Femme Fatale is a 2002 erotic thriller (with a very strong neo-noir vibe) written and directed by Brian De Palma. It was a box-office flop at the time although it now has a strong cult following and its reputation has grown considerably. It’s one of my favourite De Palma movies. It’s so very De Palma.
It may simply have mystified and exasperated some people. It takes some wild risks. Whether they pay off or not is something you will have to decide. It depends on your tolerance for thrillers that break the rules.
The most important aspect of this movie is the one that can’t even be hinted at. You do not want to read any spoilers for Femme Fatale. I am not going to offer hints at all. Naturally most online reviewers go ahead and spoil the movie anyway so you may want to avoid them before seeing the movie.
What I will say is that you do need to pay attention when watching this movie. There are things you should be noticing.
It begins with a daring jewel heist during the Cannes Film Festival. The jewels are in the form of a snake brassiere worn by a supermodel. Sexy Laure (Rebecca Romijn) steals the jewels while having sex with the supermodel in the ladies’ room. The heist is a spectacular extended visual set-piece with very little dialogue. When it comes to sheer mastery of technique De Palma has never done anything better. Then we get a chase of sorts, or maybe it’s a stalking, and it’s done as another impressive visual set-piece.
Laure figures she’d be wise to get out of France. Start a new life somewhere. Which she does. That’s going fine until down-at-heel paparazzo Nicolas Bardo (Antonio Banderas) snaps her picture. Laure cannot afford to have any photographs of herself. Much too dangerous.

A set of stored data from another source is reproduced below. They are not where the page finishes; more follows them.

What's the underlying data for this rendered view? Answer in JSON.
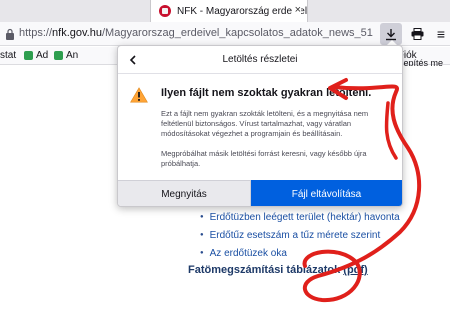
{
  "tab": {
    "title": "NFK - Magyarország erdeivel ka",
    "close": "×"
  },
  "navbar": {
    "url_prefix": "https://",
    "url_domain": "nfk.gov.hu",
    "url_path": "/Magyarorszag_erdeivel_kapcsolatos_adatok_news_51",
    "menu_icon": "≡"
  },
  "bookmarks": [
    {
      "label": "stat",
      "icon": "bookmark-icon"
    },
    {
      "label": "Ad",
      "icon": "green-square-icon",
      "color": "#2e9e4f"
    },
    {
      "label": "An",
      "icon": "green-square-icon",
      "color": "#2e9e4f"
    },
    {
      "label": "GFiók",
      "icon": "google-icon"
    },
    {
      "label": "telepítés me",
      "icon": "blue-dot-icon",
      "color": "#2a6fdb"
    }
  ],
  "panel": {
    "title": "Letöltés részletei",
    "heading": "Ilyen fájlt nem szoktak gyakran letölteni.",
    "paragraph1": "Ezt a fájlt nem gyakran szokták letölteni, és a megnyitása nem feltétlenül biztonságos. Vírust tartalmazhat, vagy váratlan módosításokat végezhet a programjain és beállításain.",
    "paragraph2": "Megpróbálhat másik letöltési forrást keresni, vagy később újra próbálhatja.",
    "open_label": "Megnyitás",
    "delete_label": "Fájl eltávolítása",
    "colors": {
      "primary": "#0060df",
      "warning": "#ffa436"
    }
  },
  "page": {
    "links": [
      "Erdőtüzben leégett terület (hektár) havonta",
      "Erdőtűz esetszám a tűz mérete szerint",
      "Az erdőtüzek oka"
    ],
    "section_title": "Fatömegszámítási táblázatok",
    "pdf_link": "(pdf)"
  },
  "annotation": {
    "color": "#e0201b"
  }
}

Then the twists start to kick in. Nicolas thinks he’s the knight in shining armour rescuing a damsel in distress. It takes him quite a while to realise that Laure is not a damsel in distress. She’s a psycho bitch. She’s a femme fatale on steroids.
Nicolas is in the spider’s web now. More plot twists follow, before the really big plot twist.

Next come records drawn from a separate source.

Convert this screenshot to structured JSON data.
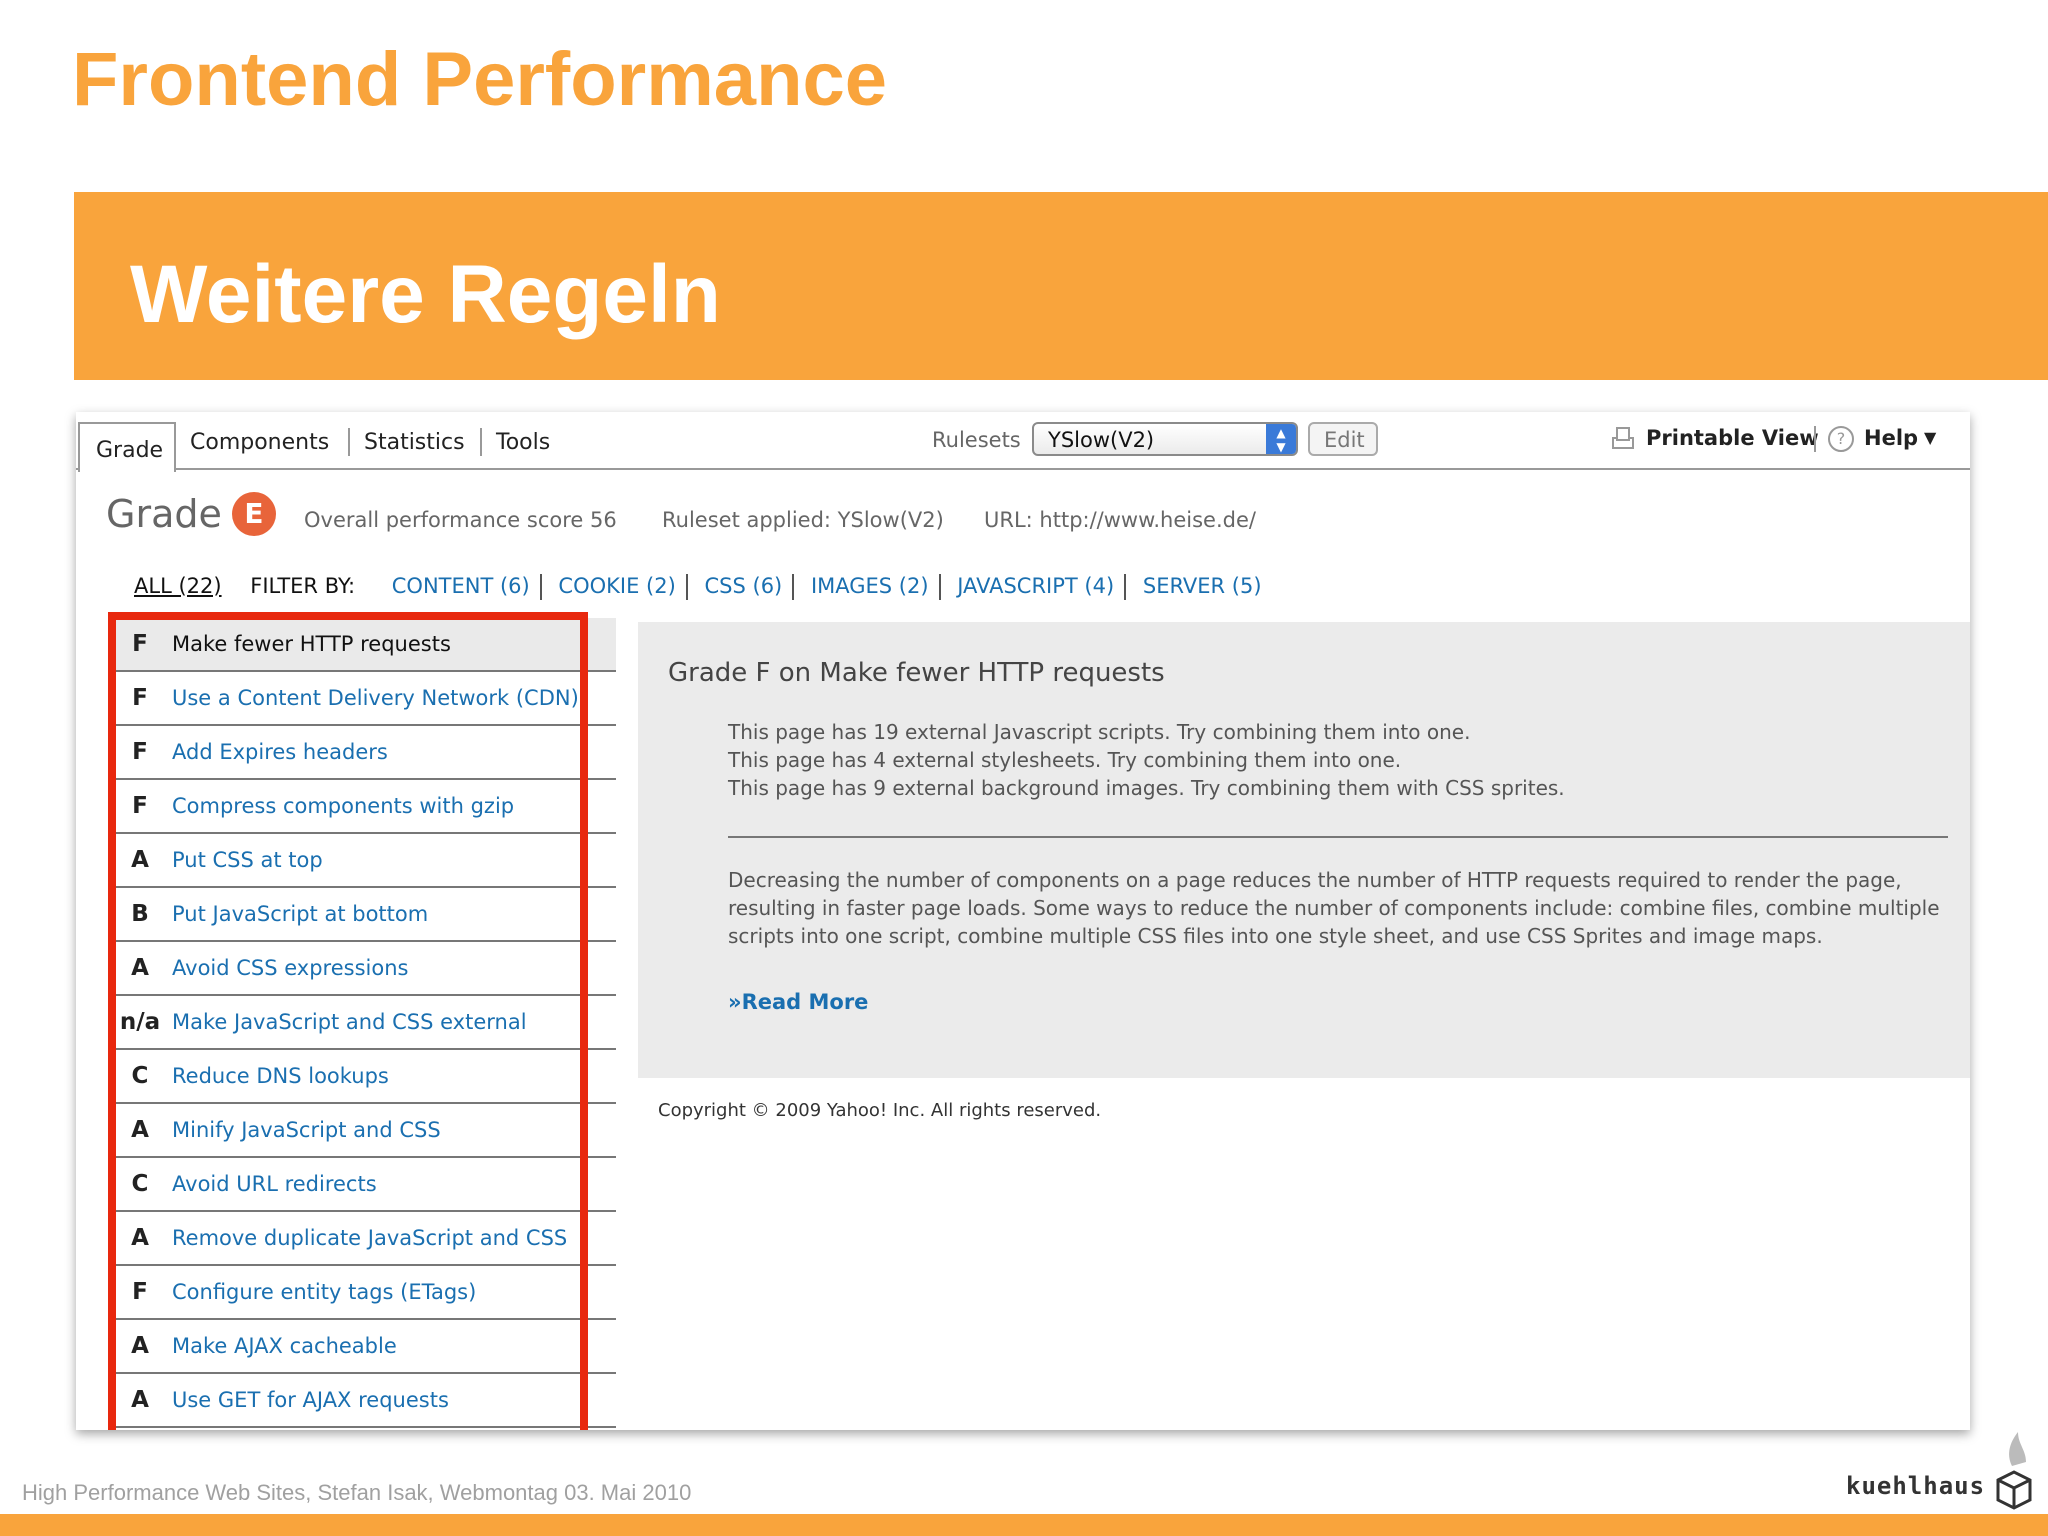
{
  "slide": {
    "title": "Frontend Performance",
    "banner_title": "Weitere Regeln",
    "footer": "High Performance Web Sites, Stefan Isak, Webmontag 03. Mai 2010",
    "logo_text": "kuehlhaus",
    "accent_color": "#f9a43c"
  },
  "yslow": {
    "tabs": [
      "Grade",
      "Components",
      "Statistics",
      "Tools"
    ],
    "rulesets_label": "Rulesets",
    "ruleset_selected": "YSlow(V2)",
    "edit_label": "Edit",
    "printable_label": "Printable View",
    "help_label": "Help",
    "grade_word": "Grade",
    "grade_letter": "E",
    "score_text": "Overall performance score 56",
    "ruleset_applied": "Ruleset applied: YSlow(V2)",
    "url_text": "URL: http://www.heise.de/",
    "filter_all": "ALL (22)",
    "filter_by": "FILTER BY:",
    "filters": [
      "CONTENT (6)",
      "COOKIE (2)",
      "CSS (6)",
      "IMAGES (2)",
      "JAVASCRIPT (4)",
      "SERVER (5)"
    ],
    "rules": [
      {
        "grade": "F",
        "label": "Make fewer HTTP requests"
      },
      {
        "grade": "F",
        "label": "Use a Content Delivery Network (CDN)"
      },
      {
        "grade": "F",
        "label": "Add Expires headers"
      },
      {
        "grade": "F",
        "label": "Compress components with gzip"
      },
      {
        "grade": "A",
        "label": "Put CSS at top"
      },
      {
        "grade": "B",
        "label": "Put JavaScript at bottom"
      },
      {
        "grade": "A",
        "label": "Avoid CSS expressions"
      },
      {
        "grade": "n/a",
        "label": "Make JavaScript and CSS external"
      },
      {
        "grade": "C",
        "label": "Reduce DNS lookups"
      },
      {
        "grade": "A",
        "label": "Minify JavaScript and CSS"
      },
      {
        "grade": "C",
        "label": "Avoid URL redirects"
      },
      {
        "grade": "A",
        "label": "Remove duplicate JavaScript and CSS"
      },
      {
        "grade": "F",
        "label": "Configure entity tags (ETags)"
      },
      {
        "grade": "A",
        "label": "Make AJAX cacheable"
      },
      {
        "grade": "A",
        "label": "Use GET for AJAX requests"
      }
    ],
    "detail": {
      "title": "Grade F on Make fewer HTTP requests",
      "line1": "This page has 19 external Javascript scripts. Try combining them into one.",
      "line2": "This page has 4 external stylesheets. Try combining them into one.",
      "line3": "This page has 9 external background images. Try combining them with CSS sprites.",
      "description": "Decreasing the number of components on a page reduces the number of HTTP requests required to render the page, resulting in faster page loads. Some ways to reduce the number of components include: combine files, combine multiple scripts into one script, combine multiple CSS files into one style sheet, and use CSS Sprites and image maps.",
      "read_more": "»Read More"
    },
    "copyright": "Copyright © 2009 Yahoo! Inc. All rights reserved."
  }
}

When the so-called New American Cinema burst onto the scene round 1967 it saw itself, like the French Nouvelle Vague, the British New Wave and the New German Cinema, as a revolutionary movement that would sweep away the past and create something totally new. Tradition was something that needed to be scrapped. It was all very adolescent.
Brian De Palma made his first feature film in 1968 but I think it’s clear that that was never his attitude. De Palma saw himself as part of a living tradition of filmmaking. He didn’t want to scrap that tradition. He wanted to be part of it.

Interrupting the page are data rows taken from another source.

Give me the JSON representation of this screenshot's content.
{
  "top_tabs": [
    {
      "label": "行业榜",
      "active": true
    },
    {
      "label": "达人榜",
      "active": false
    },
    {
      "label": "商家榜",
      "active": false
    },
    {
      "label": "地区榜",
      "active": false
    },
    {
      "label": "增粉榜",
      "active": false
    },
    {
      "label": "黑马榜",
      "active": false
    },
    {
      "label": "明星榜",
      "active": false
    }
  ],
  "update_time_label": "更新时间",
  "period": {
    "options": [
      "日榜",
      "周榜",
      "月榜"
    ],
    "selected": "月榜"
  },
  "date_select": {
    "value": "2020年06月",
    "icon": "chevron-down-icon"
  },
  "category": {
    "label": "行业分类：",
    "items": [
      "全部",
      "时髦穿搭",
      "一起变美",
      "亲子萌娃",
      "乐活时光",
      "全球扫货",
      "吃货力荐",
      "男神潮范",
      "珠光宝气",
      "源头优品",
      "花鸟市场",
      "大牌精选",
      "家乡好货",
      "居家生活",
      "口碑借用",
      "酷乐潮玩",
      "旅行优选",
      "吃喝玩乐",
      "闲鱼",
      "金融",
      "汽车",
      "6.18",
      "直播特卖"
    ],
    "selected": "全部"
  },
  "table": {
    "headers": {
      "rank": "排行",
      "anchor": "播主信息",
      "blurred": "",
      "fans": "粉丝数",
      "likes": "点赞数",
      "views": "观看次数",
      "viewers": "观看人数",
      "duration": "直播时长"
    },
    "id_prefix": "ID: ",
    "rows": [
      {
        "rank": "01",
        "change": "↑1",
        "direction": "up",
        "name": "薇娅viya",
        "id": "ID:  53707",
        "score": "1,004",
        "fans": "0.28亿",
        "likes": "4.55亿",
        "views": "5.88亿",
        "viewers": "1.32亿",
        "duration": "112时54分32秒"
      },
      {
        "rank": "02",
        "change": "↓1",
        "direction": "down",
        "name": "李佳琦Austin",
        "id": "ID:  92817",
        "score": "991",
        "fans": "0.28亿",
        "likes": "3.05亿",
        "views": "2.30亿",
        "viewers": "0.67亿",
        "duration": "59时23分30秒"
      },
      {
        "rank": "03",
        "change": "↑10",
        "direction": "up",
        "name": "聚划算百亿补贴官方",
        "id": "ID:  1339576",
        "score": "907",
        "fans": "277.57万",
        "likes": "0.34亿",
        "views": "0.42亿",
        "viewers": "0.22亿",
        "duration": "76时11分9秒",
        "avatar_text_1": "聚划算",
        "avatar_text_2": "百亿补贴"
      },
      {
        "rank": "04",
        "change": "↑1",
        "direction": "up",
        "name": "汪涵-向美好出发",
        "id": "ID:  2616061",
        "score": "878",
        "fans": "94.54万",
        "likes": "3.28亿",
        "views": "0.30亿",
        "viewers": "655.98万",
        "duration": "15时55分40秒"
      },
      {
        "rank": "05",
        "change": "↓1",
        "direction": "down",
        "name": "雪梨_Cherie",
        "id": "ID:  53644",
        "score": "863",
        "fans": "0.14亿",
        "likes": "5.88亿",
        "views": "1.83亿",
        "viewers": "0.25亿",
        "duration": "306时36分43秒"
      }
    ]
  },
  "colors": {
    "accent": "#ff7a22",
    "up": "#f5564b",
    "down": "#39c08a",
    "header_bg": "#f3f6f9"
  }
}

Of course his admiration for Hitchcock was part of this. But he didn’t see Hitchcock’s body of work as a resource to be plundered. He had seen Hitchcock’s movies. He understood them. He understood Hitchcock’s methods. He has absorbed them. He then set out to make Brian De Palma movies, making use of the lessons he had learnt from Hitchcock and other masters of the past. Sure, he liked to include Hitchcock homages but they were clever and witty and his movies were always Brian De Palma movies.
He lays his cards on the table right at the start of Femme Fatale. We see a woman watching Double Indemnity on TV. We know that we’re about to see a movie that draws on the filmmaking tradition that produced movies like Double Indemnity.
There’s lots of voyeurism in this movie. With a hero who is a photographer and a photograph as a key plot element that’s to be expected and voyeurism is a theme that De Palma knew how to handle. At times in this movie there are multiple voyeurs. Lots of people are watching Laure.
You want wild crazy camera angles? You got ’em. And lots of very cool overhead shots. You want split screens? You got them too. And naturally split diopter shots. De Palma could get away with things like this. This is a De Palma film so naturally it is very much an exercise in style and it really does have insane amounts of style.
Laure (Rebecca Romijn) is very sexy and very wicked. De Palma doesn’t stint on the eroticism.
Antonio Banderas is very good and very sympathetic, playing a nice guy who is just getting more and more out of his depth.
As for the element I can’t talk about, whether it works or not is up to the viewer to decide. It’s something that has been done before but then De Palma adds some extra twists.
This is one of those movies that is worth rewatching. The second time around you’ll be seeing everything in a radically different way and you’ll be able to appreciate the way De Palma never actually cheats.
Femme Fatale is definitely a neo-noir but it’s a lot more than that. Very highly recommended.
Femme Fatale looks great on Blu-Ray. The Blu-Ray extras are, surprisingly, very worthwhile but do not under any circumstances watch the featurettes before you watch the movie. They contain a whole bunch of spoilers.